1 | Jon Klassen and Mac Barnett, creators of popular modern picture books (my favorites are Triangle and Square), have a new-ish Substack where they write about classics of their genre. Naturally they covered Goodnight Moon, highlighting how strange the book is—there are disappearing socks, pictures that blend what’s real with what’s imagined, and a cover that breaks the normal rules of art.
They claim that the book is a classic because going to sleep is itself strange, especially for children. Goodnight Moon validates that feeling.
2 | Restoration Hardware, a home goods company that imports a lot of stuff from Asia, happened to hold its earnings call at the same time as the tariff announcement. Its CEO’s live reaction might be the best five-word poem ever: "oh really, oh shit, okay."
3 | The “hot hand” is an eternal question in basketball, but this fun paper looks at it in Jeopardy: are contestants more likely to get the next question right if they’re on a streak of correct answers? It finds that they are, but contestants overestimate the effect (betting too much on Double Jeopardy when they’re hot), which is also where the original basketball debate landed. Just as in hoops, it’s hard to control for all factors, but I love the idea.1
4 | Most of this history of pizza in the US is great, because pizza is great. Especially interesting: Chicago pizza had been around for decades before it became known as “deep dish,” at which point it wasn’t that much different than what you’d find everywhere else. But once it had the name, Chicago pizzerias leaned into it, making it “deeper and dishier” over time.
5 | I think I’m fairly tech-aware, but I had no idea that a drone delivery company, Manna, is already sending hundreds of items per day to houses in one Irish neighborhood. (I heard about it from a subscription-only podcast, but this article covers the highlights.) Surprisingly, they focus on not packages, but small orders of prepared food (cups of coffee, burgers, ice cream) where speed is important and human delivery is cost-prohibitive in the suburbs. I'm a bit of a Luddite when it comes to food delivery—I winced a little when he said "Suburban living will have all the advantages of urban living: get delivery in 10 minutes to your house from anywhere in the whole city"—but I’m curious to see how it goes.
6 | Here’s a funny story of a guy whose car wouldn’t start when he got vanilla ice cream, but worked fine when he got other flavors.

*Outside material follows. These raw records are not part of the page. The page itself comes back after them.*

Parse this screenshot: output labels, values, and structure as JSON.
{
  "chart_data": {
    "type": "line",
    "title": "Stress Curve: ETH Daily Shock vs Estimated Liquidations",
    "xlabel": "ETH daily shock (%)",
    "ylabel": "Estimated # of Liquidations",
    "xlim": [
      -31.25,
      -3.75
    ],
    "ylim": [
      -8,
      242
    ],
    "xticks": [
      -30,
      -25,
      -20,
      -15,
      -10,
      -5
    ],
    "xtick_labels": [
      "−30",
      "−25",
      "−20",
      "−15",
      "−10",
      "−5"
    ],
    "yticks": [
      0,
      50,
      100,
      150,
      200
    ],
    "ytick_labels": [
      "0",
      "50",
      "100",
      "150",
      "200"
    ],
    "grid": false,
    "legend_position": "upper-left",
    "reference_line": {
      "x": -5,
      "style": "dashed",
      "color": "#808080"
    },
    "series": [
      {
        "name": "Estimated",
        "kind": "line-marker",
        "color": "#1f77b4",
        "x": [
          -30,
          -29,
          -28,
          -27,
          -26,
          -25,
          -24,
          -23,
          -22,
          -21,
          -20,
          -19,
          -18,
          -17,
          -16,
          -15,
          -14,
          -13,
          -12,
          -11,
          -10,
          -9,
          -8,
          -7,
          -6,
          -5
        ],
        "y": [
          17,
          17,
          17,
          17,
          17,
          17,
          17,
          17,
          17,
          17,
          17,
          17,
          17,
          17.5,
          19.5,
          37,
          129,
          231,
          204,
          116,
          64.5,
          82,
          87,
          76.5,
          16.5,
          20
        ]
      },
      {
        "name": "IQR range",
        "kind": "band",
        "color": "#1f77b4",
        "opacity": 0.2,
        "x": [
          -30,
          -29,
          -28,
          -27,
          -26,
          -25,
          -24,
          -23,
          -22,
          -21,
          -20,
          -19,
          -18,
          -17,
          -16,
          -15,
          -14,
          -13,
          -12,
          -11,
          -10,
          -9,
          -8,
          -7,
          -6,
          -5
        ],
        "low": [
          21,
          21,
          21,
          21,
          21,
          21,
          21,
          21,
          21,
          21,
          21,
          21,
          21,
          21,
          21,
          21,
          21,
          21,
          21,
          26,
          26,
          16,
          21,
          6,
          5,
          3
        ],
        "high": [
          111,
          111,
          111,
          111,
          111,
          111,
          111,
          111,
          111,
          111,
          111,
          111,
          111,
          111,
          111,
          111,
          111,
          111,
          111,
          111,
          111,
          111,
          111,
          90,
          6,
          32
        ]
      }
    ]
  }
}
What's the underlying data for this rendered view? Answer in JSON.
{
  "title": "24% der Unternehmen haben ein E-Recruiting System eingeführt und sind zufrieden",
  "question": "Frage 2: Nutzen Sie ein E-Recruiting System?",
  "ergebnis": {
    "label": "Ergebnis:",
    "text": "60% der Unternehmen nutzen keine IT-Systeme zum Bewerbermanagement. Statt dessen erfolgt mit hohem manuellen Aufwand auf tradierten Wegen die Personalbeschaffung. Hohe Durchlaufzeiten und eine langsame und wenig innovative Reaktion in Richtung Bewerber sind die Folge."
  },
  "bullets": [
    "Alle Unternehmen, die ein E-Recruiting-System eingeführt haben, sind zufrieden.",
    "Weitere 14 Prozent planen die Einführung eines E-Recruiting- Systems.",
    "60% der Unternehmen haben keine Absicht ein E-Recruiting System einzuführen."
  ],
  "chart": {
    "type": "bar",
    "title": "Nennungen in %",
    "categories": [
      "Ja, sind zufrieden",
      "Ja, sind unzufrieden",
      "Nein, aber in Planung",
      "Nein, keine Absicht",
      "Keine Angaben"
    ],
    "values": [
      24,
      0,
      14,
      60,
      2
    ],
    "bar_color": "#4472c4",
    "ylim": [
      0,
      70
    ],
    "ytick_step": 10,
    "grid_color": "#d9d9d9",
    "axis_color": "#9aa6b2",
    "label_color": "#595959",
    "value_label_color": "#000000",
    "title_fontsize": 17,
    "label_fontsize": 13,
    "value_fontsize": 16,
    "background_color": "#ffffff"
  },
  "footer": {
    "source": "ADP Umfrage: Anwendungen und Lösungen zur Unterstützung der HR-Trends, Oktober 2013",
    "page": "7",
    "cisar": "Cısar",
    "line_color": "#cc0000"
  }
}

7 | When I interned at Sports Illustrated in college, a veteran photography editor held a lunch-and-learn session where he told us, “winners are boring; the best photos are of the losers.” That’s stuck with me forever, but I never really thought about why it’s true. It clicked when I read Sam Miller on celebrations: players or fans of the winning team all just put their hands in the air, while losers do all sorts of different things.
8 | Matt Clancy shares a paper showing that 10% more startups are formed in a town when the first Starbucks arrives, because it’s a new place for people to collaborate. That effect size seems crazy to me, and all social science findings have to be taken with a grain of salt, but the study’s controls seem reasonable: it only holds when Starbucks is the first coffee shop in the area; there’s a similar effect for other sit-down chains but not for primarily to-go chains like Dunkin; and Starbucks openings cause the arrival of other coffee shops, creating more areas for collaboration.
9 | My mind is always blown by these behind-the-scenes with directors of live sports broadcast dictating which of dozens of cameras is going live every second.
10 | Every NYC restaurant (or SF/LA) rated by the attractiveness of people who leave Google Reviews.
11 | “Why did our six-year-old tell our four-year-old that mom was foaming at the mouth when giving birth?”
For example, contestants often go through a category in order, so when someone is an expert Biblical Names or whatever, they’ll seem “hot” when it’s just because they’re on a good topic. The paper claims to control for category but finds it has a small effect, which is hard to believe.